Consider Dr. Arthur Frank, chairman of the department of environmental and occupational health at Drexel University in Philadelphia, and a favored expert witness of asbestos plaintiff lawyers from Madison County.

Frank charges $400 an hour for his services as an expert witness in asbestos-related court cases and pulled in roughly $380,000 for such services last year. His expert earnings are reportedly deposited in an account controlled by Drexel, with a current balance of more than $1 million.

Whatever the propriety of expert witnesses being paid richly for their services, Frank's impartiality has come under question for another reason.

As reported last week in The Record, Ford and Volkswagen are seeking to depose Frank about his efforts to influence authoritative opinions expressed on the presumably agenda-less web site-- www.cancer.gov-- of the National Cancer Institute (NCI), which is run by the federal government's National Institutes of Health (NIH).

In a July deposition over five asbestos suits in Madison County, Frank credited himself and South Carolina asbestos-lawyer-friend Christian Hartley for driving significant changes on the web site regarding the relationship between asbestos and cancer.

A Ford attorney who seeks to question Dr.
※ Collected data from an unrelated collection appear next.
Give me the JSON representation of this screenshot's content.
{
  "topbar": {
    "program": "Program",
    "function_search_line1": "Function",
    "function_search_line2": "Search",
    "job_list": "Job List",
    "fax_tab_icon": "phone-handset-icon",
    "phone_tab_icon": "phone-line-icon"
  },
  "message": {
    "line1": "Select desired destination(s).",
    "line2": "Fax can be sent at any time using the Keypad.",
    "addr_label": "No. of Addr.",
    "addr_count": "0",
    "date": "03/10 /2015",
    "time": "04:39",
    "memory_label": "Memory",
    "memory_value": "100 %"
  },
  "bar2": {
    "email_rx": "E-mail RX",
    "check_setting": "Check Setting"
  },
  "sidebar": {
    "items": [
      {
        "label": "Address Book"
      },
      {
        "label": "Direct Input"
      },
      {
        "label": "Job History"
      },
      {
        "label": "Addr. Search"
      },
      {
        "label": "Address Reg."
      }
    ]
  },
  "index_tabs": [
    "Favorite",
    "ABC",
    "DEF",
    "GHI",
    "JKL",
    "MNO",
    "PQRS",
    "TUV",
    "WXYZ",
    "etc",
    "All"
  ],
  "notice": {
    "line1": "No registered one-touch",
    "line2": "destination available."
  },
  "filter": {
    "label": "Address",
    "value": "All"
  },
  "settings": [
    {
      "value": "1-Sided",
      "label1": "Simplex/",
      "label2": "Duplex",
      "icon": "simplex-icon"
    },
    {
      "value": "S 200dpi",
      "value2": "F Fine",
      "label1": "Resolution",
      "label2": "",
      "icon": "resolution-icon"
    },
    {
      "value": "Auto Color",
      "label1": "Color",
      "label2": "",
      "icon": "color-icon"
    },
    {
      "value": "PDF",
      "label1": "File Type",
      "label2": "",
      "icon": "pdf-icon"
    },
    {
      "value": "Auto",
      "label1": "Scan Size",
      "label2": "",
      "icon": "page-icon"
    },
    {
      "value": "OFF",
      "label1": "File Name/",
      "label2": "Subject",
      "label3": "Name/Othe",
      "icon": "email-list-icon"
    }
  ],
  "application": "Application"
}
Frank said a deposition "could show that Dr. Frank has crossed the line from expert to advocate."

If it's proven that he has crossed that line and stands accused of prostituting himself for profit or ideology, Frank is discredited as an expert witness – in future, current, and past cases.

Otherwise you could have a scenario in which an expert witness testifies on behalf of plaintiffs in an asbestos suit and corroborates his position with a reference to the supposedly independent NCI site–- a site whose information he has helped write. How could that be fair?